The Netherlands joins Germany in row over Turkish meetings

The Netherlands joins Germany in row over Turkish meetings

The Netherlands joins Germany in row over Turkish meetings With Turkey embroiled in a row with Germany over the latter’s decision to ban Turkish ministers from holding events in two German cities, the Netherlands has irked Turkish officials by taking a similar stance.

The Dutch government said on March 3 it opposed plans by Turkish authorities to hold a referendum campaign rally in Rotterdam, saying it would inform Ankara of its opposition to the “undesirable” move.

Earlier, the leader of an association of Dutch Turks said Foreign Minister Mevlüt Çavuşoğlu was planning to attend the March 11 rally, hoping to persuade the Netherlands’ hundreds of thousands of dual citizens to vote “yes” in the April 16 constitutional referendum on whether to shift Turkey’s current parliamentary system to an executive presidency.

Dutch Prime Minister Mark Rutte issued a statement via Facebook, saying the Netherlands is not a place for other countries’ election rallies.

“We will not cooperate with this. We find this undesirable. We believe that the Dutch public space is not the place for political campaigns in other countries,” Rutte said. 

Two German towns this week banned similar planned events with Turkish officials.

On March 2, the municipality of Gaggenau in southwest Germany revoked its permission for Justice Minister Bekir Bozdağ’s meeting, citing concerns about overcrowding. This prompted Bozdağ to cancel his planned visit to Germany altogether.

Economy Minister Nihat Zeybekçi’s planned address on March 5 to the Turkish community in the western city of Cologne was also cancelled by the local authorities over security concerns.

Culture and Tourism Minister Nabi Avcı criticized the stance of Germany and the Netherlands as “very dangerous.” 

“These are dangerous developments because in the countries in the West, including Germany and the Netherlands, xenophobia, prejudice and Islamophobia are the discourses of some small Nazi remnant parties.
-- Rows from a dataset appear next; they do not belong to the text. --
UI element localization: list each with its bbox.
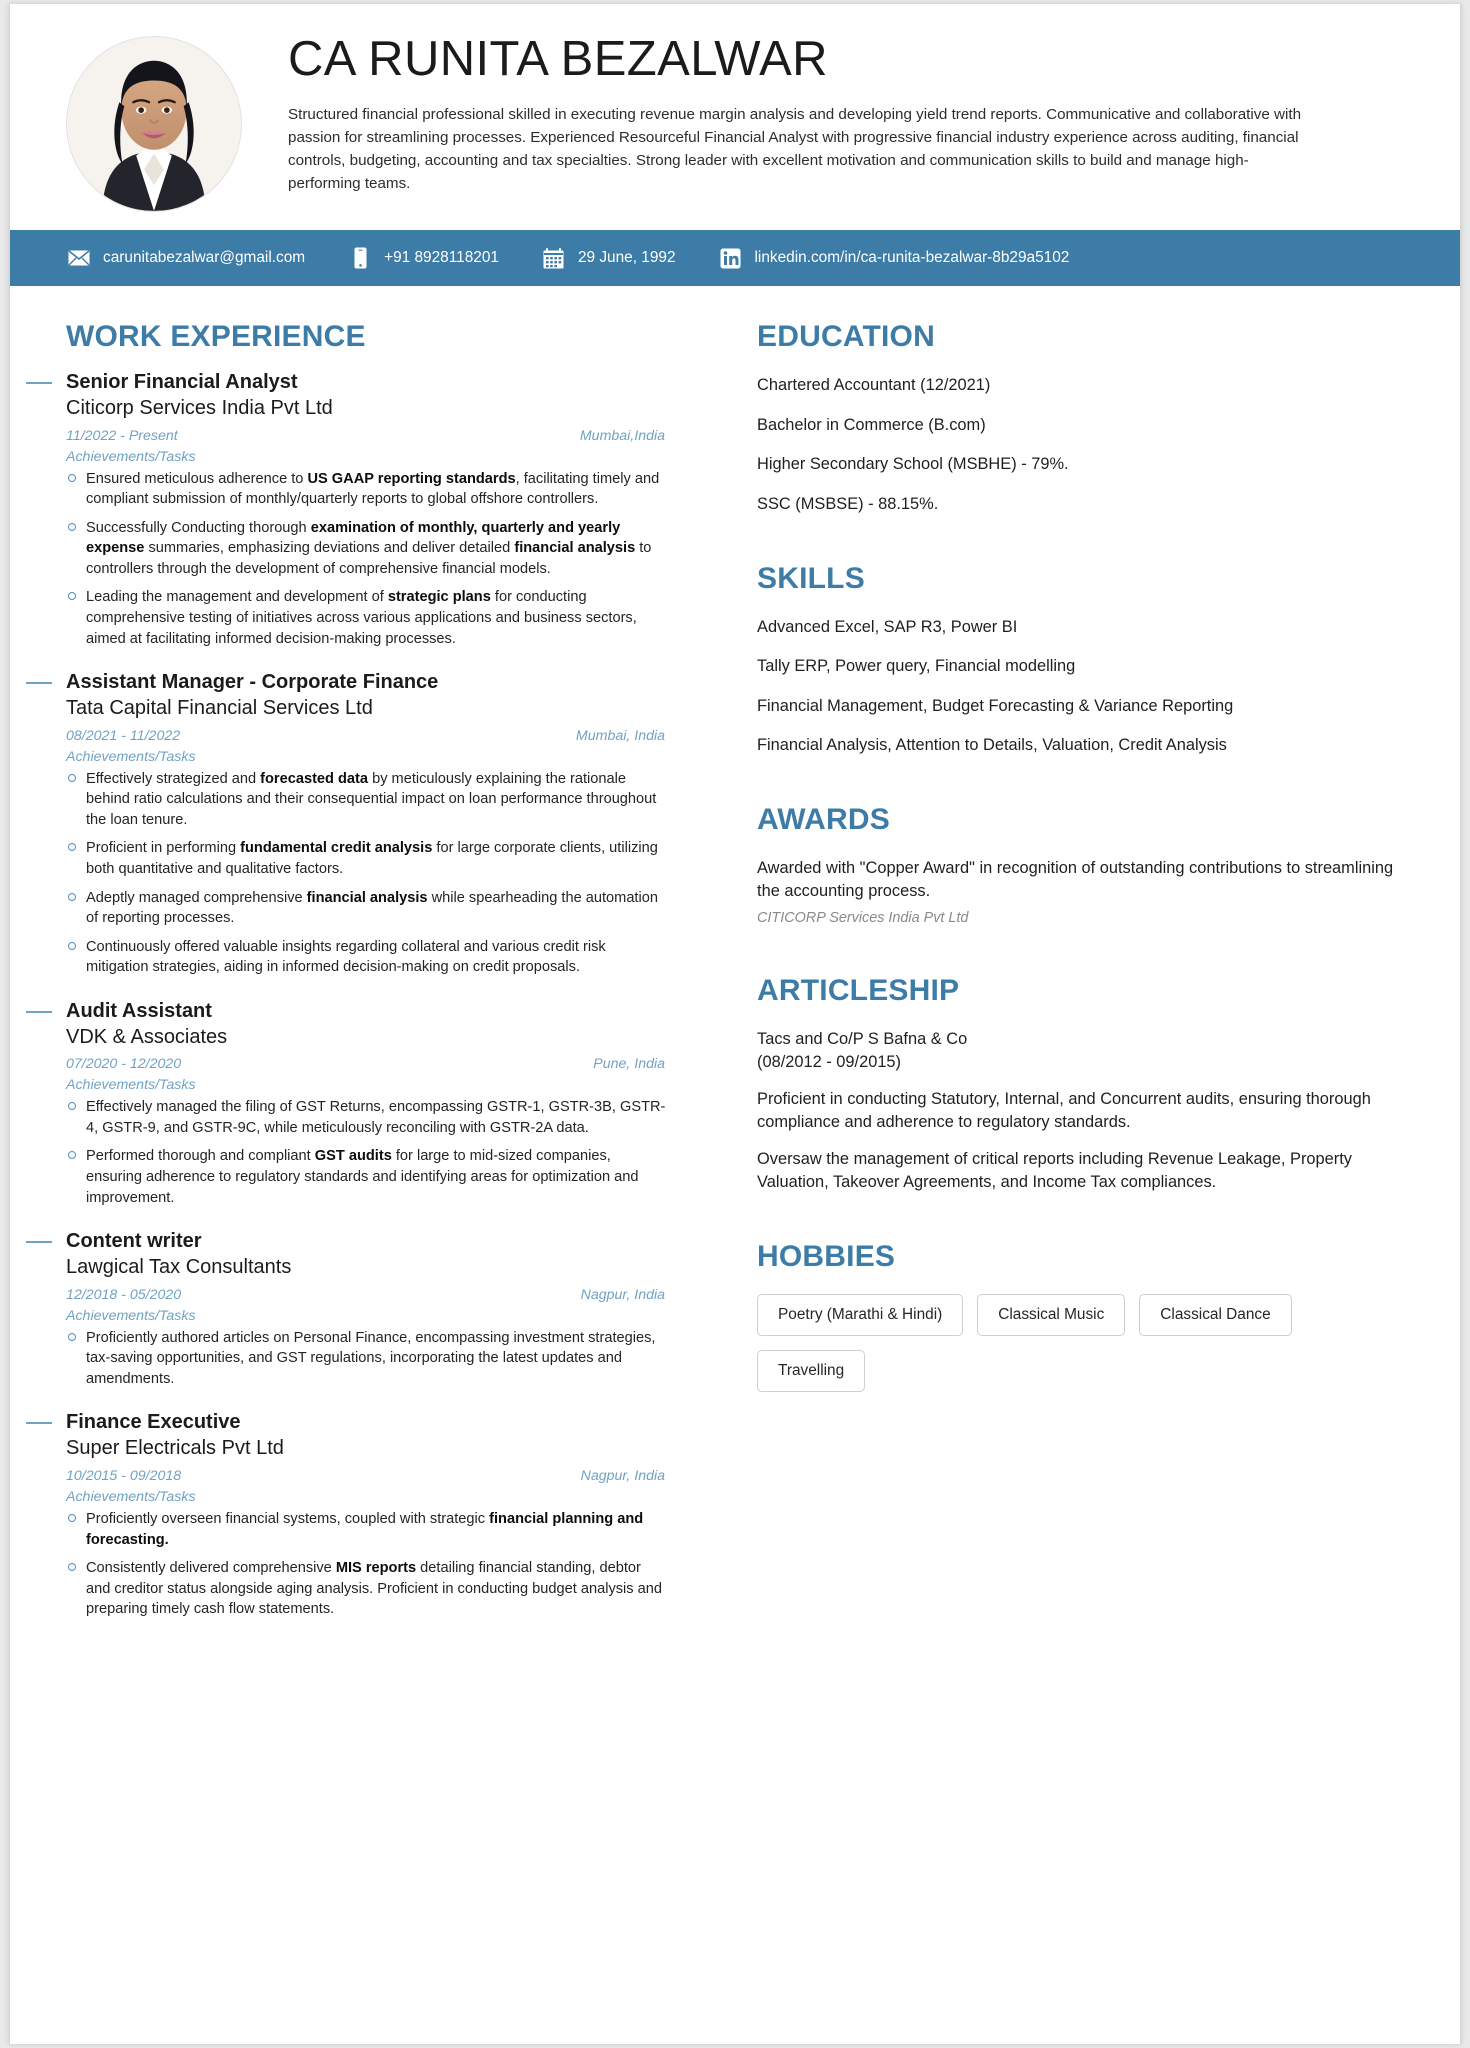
resume-page [9,4,1461,2044]
achievements-label: Achievements/Tasks [66,448,196,465]
job-title: Finance Executive [66,1411,241,1434]
timeline-dash-icon [26,682,52,684]
achievements-label: Achievements/Tasks [66,1489,196,1506]
achievements-label: Achievements/Tasks [66,1307,196,1324]
job-company: Super Electricals Pvt Ltd [66,1437,284,1460]
job-meta [66,728,669,744]
job-bullet: Performed thorough and compliant GST audits for large to mid-sized companies, ensuring adherence to regulatory standards and identifying areas for optimization and improvement. [66,1146,669,1208]
articleship-paragraph-1: Proficient in conducting Statutory, Internal, and Concurrent audits, ensuring thorough compliance and adherence to regulatory standards. [757,1089,1371,1131]
job-bullet: Continuously offered valuable insights regarding collateral and various credit risk mitigation strategies, aiding in informed decision-making on credit proposals. [66,937,669,978]
contact-birthdate [543,247,676,269]
job-date: 08/2021 - 11/2022 [66,727,181,744]
skills-list [757,616,1404,758]
job-location: Mumbai,India [579,427,666,444]
contact-birthdate-value: 29 June, 1992 [577,249,676,266]
contact-email[interactable] [68,247,305,269]
section-title-education: EDUCATION [757,320,935,353]
award-description: Awarded with "Copper Award" in recognition of outstanding contributions to streamlining the accounting process. [757,859,1394,901]
job-location: Nagpur, India [580,1286,666,1303]
timeline-dash-icon [26,1241,52,1243]
job-bullet: Proficient in performing fundamental credit analysis for large corporate clients, utilizing both quantitative and qualitative factors. [66,838,669,879]
awards-section [757,803,1404,928]
job-date: 11/2022 - Present [66,427,178,444]
job-bullet-list [66,769,669,978]
skill-item: Financial Management, Budget Forecasting & Variance Reporting [757,696,1234,715]
articleship-firm-name: Tacs and Co/P S Bafna & Co [757,1029,968,1048]
job-bullet-list [66,1328,669,1390]
job-bullet: Adeptly managed comprehensive financial analysis while spearheading the automation of reporting processes. [66,888,669,929]
linkedin-icon [720,247,742,269]
job-title: Assistant Manager - Corporate Finance [66,671,439,694]
job-location: Pune, India [593,1056,666,1073]
job-company: Citicorp Services India Pvt Ltd [66,397,333,419]
job-meta [66,1056,669,1072]
hobby-tag: Classical Music [977,1294,1125,1336]
contact-linkedin[interactable] [720,247,1070,269]
section-title-awards: AWARDS [757,803,890,837]
achievements-label: Achievements/Tasks [66,748,196,765]
work-experience-list [66,370,669,1620]
work-experience-item [66,370,669,649]
job-location: Mumbai, India [575,727,666,744]
job-company: Tata Capital Financial Services Ltd [66,697,373,720]
work-experience-item [66,1410,669,1619]
profile-photo [66,36,242,212]
skill-item: Financial Analysis, Attention to Details, Valuation, Credit Analysis [757,736,1227,755]
section-title-work-experience: WORK EXPERIENCE [66,320,366,353]
award-organization: CITICORP Services India Pvt Ltd [757,910,969,927]
job-bullet: Successfully Conducting thorough examination of monthly, quarterly and yearly expense summaries, emphasizing deviations and deliver detailed financial analysis to controllers through the development of comprehensive financial models. [66,518,669,580]
job-company: Lawgical Tax Consultants [66,1256,292,1279]
job-meta [66,1287,669,1303]
section-title-hobbies: HOBBIES [757,1239,896,1273]
resume-body [10,286,1460,1641]
education-item: Higher Secondary School (MSBHE) - 79%. [757,455,1069,474]
phone-icon [349,247,371,269]
contact-phone-value: +91 8928118201 [384,249,499,266]
articleship-firm [757,1028,1404,1074]
job-bullet: Proficiently overseen financial systems, coupled with strategic financial planning and forecasting. [66,1509,669,1550]
work-experience-item [66,1229,669,1389]
calendar-icon [543,247,565,269]
contact-bar [10,230,1460,286]
email-icon [68,247,90,269]
work-experience-item [66,670,669,978]
articleship-period: (08/2012 - 09/2015) [757,1052,902,1071]
job-bullet-list [66,1097,669,1208]
resume-header [10,4,1460,230]
job-bullet: Consistently delivered comprehensive MIS reports detailing financial standing, debtor and creditor status alongside aging analysis. Proficient in conducting budget analysis and preparing timely cash flow statements. [66,1558,669,1620]
job-bullet: Leading the management and development of strategic plans for conducting comprehensive testing of initiatives across various applications and business sectors, aimed at facilitating informed decision-making processes. [66,587,669,649]
section-title-articleship: ARTICLESHIP [757,973,960,1007]
timeline-dash-icon [26,1011,52,1013]
job-meta [66,1468,669,1484]
contact-phone[interactable] [349,247,499,269]
section-title-skills: SKILLS [757,561,865,595]
education-list [757,374,1404,516]
job-location: Nagpur, India [580,1468,666,1485]
education-item: Bachelor in Commerce (B.com) [757,415,986,434]
skills-section [757,562,1404,758]
job-bullet: Ensured meticulous adherence to US GAAP reporting standards, facilitating timely and compliant submission of monthly/quarterly reports to global offshore controllers. [66,469,669,510]
job-date: 10/2015 - 09/2018 [66,1468,182,1485]
job-bullet-list [66,1509,669,1620]
education-item: Chartered Accountant (12/2021) [757,376,991,394]
skill-item: Advanced Excel, SAP R3, Power BI [757,617,1018,636]
articleship-section [757,974,1404,1194]
hobby-tag: Travelling [757,1350,865,1392]
job-title: Senior Financial Analyst [66,371,298,393]
job-bullet-list [66,469,669,650]
header-text-block [242,30,1416,195]
timeline-dash-icon [26,382,52,384]
job-company: VDK & Associates [66,1025,228,1048]
skill-item: Tally ERP, Power query, Financial modelling [757,657,1076,676]
contact-email-value: carunitabezalwar@gmail.com [103,249,306,266]
articleship-paragraph-2: Oversaw the management of critical reports including Revenue Leakage, Property Valuation, Takeover Agreements, and Income Tax compliances. [757,1149,1352,1191]
timeline-dash-icon [26,1422,52,1424]
job-bullet: Effectively managed the filing of GST Returns, encompassing GSTR-1, GSTR-3B, GSTR-4, GSTR-9, and GSTR-9C, while meticulously reconciling with GSTR-2A data. [66,1097,669,1138]
job-date: 07/2020 - 12/2020 [66,1056,182,1073]
right-column [709,286,1460,1641]
hobby-tag: Classical Dance [1139,1294,1291,1336]
job-bullet: Proficiently authored articles on Personal Finance, encompassing investment strategies, tax-saving opportunities, and GST regulations, incorporating the latest updates and amendments. [66,1328,669,1390]
contact-linkedin-value: linkedin.com/in/ca-runita-bezalwar-8b29a5102 [754,249,1070,266]
candidate-name: CA RUNITA BEZALWAR [288,32,828,86]
education-item: SSC (MSBSE) - 88.15%. [757,494,939,513]
hobbies-list [757,1294,1404,1392]
job-meta [66,428,669,444]
profile-summary: Structured financial professional skilled in executing revenue margin analysis and developing yield trend reports. Communicative and collaborative with passion for streamlining processes. Experienced Resourceful Financial Analyst with progressive financial industry experience across auditing, financial controls, budgeting, accounting and tax specialties. Strong leader with excellent motivation and communication skills to build and manage high-performing teams. [288,105,1302,193]
job-title: Audit Assistant [66,999,212,1022]
left-column [10,286,709,1641]
achievements-label: Achievements/Tasks [66,1077,196,1094]
job-bullet: Effectively strategized and forecasted data by meticulously explaining the rationale behind ratio calculations and their consequential impact on loan performance throughout the loan tenure. [66,769,669,831]
education-section [757,320,1404,516]
hobbies-section [757,1240,1404,1392]
hobby-tag: Poetry (Marathi & Hindi) [757,1294,963,1336]
job-title: Content writer [66,1230,202,1253]
work-experience-item [66,999,669,1208]
job-date: 12/2018 - 05/2020 [66,1286,182,1303]
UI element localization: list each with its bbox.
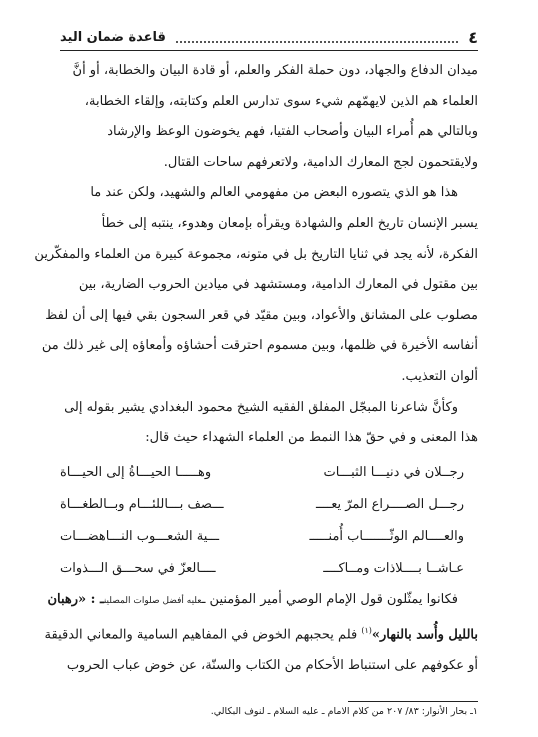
running-title: قاعدة ضمان اليد bbox=[60, 30, 166, 45]
text-line: هذا هو الذي يتصوره البعض من مفهومي العالم والشهيد، ولكن عند ما bbox=[90, 185, 458, 201]
header-dotted-leader bbox=[176, 41, 458, 43]
page-number: ٤ bbox=[468, 28, 478, 47]
verse-second-hemistich: ـــية الشعـــوب النـــاهضـــات bbox=[60, 529, 220, 545]
verse-second-hemistich: ـــصف بـــاللئـــام وبــالطغـــاة bbox=[60, 497, 224, 513]
verse-second-hemistich: وهـــــا الحيـــاةُ إلى الحيـــاة bbox=[60, 465, 212, 481]
verse-first-hemistich: رجـــل الصــــراع المرّ يعــــ bbox=[316, 497, 464, 513]
text-line: ميدان الدفاع والجهاد، دون حملة الفكر والعلم، أو قادة البيان والخطابة، أو أنَّ bbox=[72, 63, 478, 78]
text-line bbox=[47, 585, 478, 617]
poem-verse bbox=[60, 489, 478, 521]
verse-first-hemistich: رجــلان في دنيـــا الثبـــات bbox=[323, 465, 464, 481]
paragraph-1 bbox=[60, 56, 478, 178]
paragraph-4 bbox=[44, 585, 478, 682]
verse-first-hemistich: والعــــالم الوثّـــــــاب أُمنـــــ bbox=[309, 529, 464, 545]
header-rule bbox=[60, 50, 478, 51]
text-line bbox=[44, 616, 478, 651]
text-line: مصلوب على المشانق والأعواد، وبين مقيّد في قعر السجون بقي فيها إلى أن لفظ bbox=[45, 307, 478, 323]
verse-first-hemistich: عـاشــا بــــلاذات ومــاكــــ bbox=[323, 561, 464, 577]
poem-verse bbox=[60, 521, 478, 553]
quote-text: بالليل وأُسد بالنهار» bbox=[371, 627, 478, 643]
poem-verse bbox=[60, 457, 478, 489]
text-line: بين مقتول في المعارك الدامية، ومستشهد في ميادين الحروب الضارية، بين bbox=[78, 277, 478, 293]
text-line: يسبر الإنسان تاريخ العلم والشهادة ويقرأه بإمعان وهدوء، ينتبه إلى خطأ bbox=[101, 215, 478, 231]
page-body bbox=[34, 56, 478, 682]
text-line: ولايقتحمون لجج المعارك الدامية، ولاتعرفهم ساحات القتال. bbox=[163, 154, 478, 170]
blessing-phrase: عليه أفضل صلوات المصلين bbox=[103, 595, 202, 606]
footnote-reference[interactable]: (١) bbox=[361, 626, 372, 636]
paragraph-2 bbox=[34, 178, 478, 392]
text-line: وبالتالي هم أُمراء البيان وأصحاب الفتيا، فهم يخوضون الوعظ والإرشاد bbox=[107, 124, 478, 140]
footnote: ١ـ بحار الأنوار: ٨٣/ ٢٠٧ من كلام الامام ـ عليه السلام ـ لنوف البكالي. bbox=[210, 706, 478, 717]
text-line: أنفاسه الأخيرة في ظلمها، وبين مسموم احترقت أحشاؤه وأمعاؤه إلى غير ذلك من bbox=[41, 338, 478, 354]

This has now spread to mainstream political institutions and local administrators, pointing to a dangerous course in terms of their own political future and mental health,” Avcı told reporters on March 4.

Austrian Chancellor Christian Kern also stated that Turkish politicians should be banned from political campaigning across the European Union. 

“A collective EU response to prevent such campaign events would make sense so that individual countries like Germany don’t end up being pressured by Turkey,” Kern told German newspaper Welt am Sonntag on March 5.

Kern also suggested that long-running EU accession negotiations with Turkey should be abandoned in response to President Recep Tayyip Erdoğan’s “trampling on human rights and basic democratic rights.”

“We can’t continue negotiating about membership with a country that has been distancing itself from democratic norms and rule-of-law principles for years,” he said.

“Introducing a presidential system will further weaken the rule of law in Turkey, reduce the division of powers and contradict the values of the EU,” he added.

“Turkey has moved further and further away from Europe in the past few years. Human rights and democratic values are being trampled on. Press freedom is a foreign word,” Kern said.

He also criticized Ankara’s arrest of German-Turkish journalist Deniz Yücel, a correspondent for Die Welt newspaper, and called for Yücel’s immediate release.

At the same time, Kern said Turkey remained an “important partner in issues of security, migration and economic cooperation,” noting that Ankara had lived up to its obligations under the migrant deal struck with the EU.   

“The German-Turkish friendship is deeper than the diplomatic tensions they are going through now,” he added.

Austria’s move was criticized by Turkish EU Minister Ömer Çelik, who said it was “a new level in the violation of democracy and basic freedoms.”

“When they want to spread their individual opposition to Turkey, to all of Europe, they do not hesitate to trample down the most basic principles,” Çelik said on his Twitter account on March 5, adding that it was “wrong for the Austrian government to use the same language used by racist movements in Europe.”

“It is very dangerous that attacks on basic principles come from governments, like the one in Austria. The EU should take precautions against these governments,” he said.